Quid de l’Europe ? Les négociations pour l’adhésion de la Turquie ont fait long feu et les relations sont tendues avec les Vingt-Sept. Mais la crise migratoire oblige l’UE à coopérer avec Erdogan. En 2016, Ankara et Bruxelles concluent un pacte : en contrepartie de trois milliards d’euros, la Turquie s’engage à recevoir les migrants entrés en Grèce dont la demande d’asile a été refusée. « Contrairement aux pays occidentaux, qui voient les autres Etats soit comme des amis, soit comme des ennemis, la Turquie a compris que les relations internationales permettaient de créer des rapports transactionnels avant tout », analyse Jana Jabbour.
Des critiques après le séisme dévastateur
Le séisme meurtrier qui a frappé la Turquie et la Syrie le 6 février et fait plus de 50 000 morts marquera le mandat d’Erdogan. Arrivée tardive des secours, censure sur les réseaux sociaux… Le président turc a été critiqué par une partie de la population pour sa gestion de la catastrophe.

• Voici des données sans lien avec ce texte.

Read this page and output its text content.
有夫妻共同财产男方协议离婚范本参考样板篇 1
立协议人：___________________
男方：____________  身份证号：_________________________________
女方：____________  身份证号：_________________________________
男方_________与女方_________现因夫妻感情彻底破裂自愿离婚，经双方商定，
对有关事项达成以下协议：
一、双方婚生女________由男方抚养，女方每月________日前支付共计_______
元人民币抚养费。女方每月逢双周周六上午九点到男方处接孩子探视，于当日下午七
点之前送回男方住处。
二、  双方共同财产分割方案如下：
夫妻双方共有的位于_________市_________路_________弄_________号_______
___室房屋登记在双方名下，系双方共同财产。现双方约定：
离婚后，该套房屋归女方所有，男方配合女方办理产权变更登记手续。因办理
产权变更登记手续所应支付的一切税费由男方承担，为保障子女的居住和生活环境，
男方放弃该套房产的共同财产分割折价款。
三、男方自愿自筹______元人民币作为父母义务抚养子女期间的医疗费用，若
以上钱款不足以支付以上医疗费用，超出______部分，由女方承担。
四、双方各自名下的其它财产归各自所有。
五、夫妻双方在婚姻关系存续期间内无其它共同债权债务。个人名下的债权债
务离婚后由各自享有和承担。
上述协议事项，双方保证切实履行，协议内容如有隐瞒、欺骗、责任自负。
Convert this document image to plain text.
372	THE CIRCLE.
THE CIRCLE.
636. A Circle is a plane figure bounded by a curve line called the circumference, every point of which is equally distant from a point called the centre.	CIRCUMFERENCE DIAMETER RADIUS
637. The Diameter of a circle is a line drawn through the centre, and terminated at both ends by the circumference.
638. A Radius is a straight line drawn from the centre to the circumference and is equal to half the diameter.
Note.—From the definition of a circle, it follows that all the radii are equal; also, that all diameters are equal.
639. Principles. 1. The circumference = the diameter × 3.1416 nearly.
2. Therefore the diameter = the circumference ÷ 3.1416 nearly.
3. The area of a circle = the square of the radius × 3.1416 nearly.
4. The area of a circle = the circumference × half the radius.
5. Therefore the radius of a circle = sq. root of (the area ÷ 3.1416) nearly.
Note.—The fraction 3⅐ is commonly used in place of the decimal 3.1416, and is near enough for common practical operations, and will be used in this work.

Les Turcs pointent surtout du doigt son laisser-faire dans la construction d’immeubles qui ne respectaient pas les normes pendant des années. « Des centaines de permis de construire ont été donnés dans des conditions un peu opaques », rappelle le directeur adjoint de l’Iris. Les promoteurs immobiliers utilisent à l’époque des matériaux inadaptés et ne prennent pas en compte les risques sismiques.
« Tout ça, c’est le produit d’un système basé sur le profit immédiat, sur le libéralisme, dont Erdogan se fait le héraut. »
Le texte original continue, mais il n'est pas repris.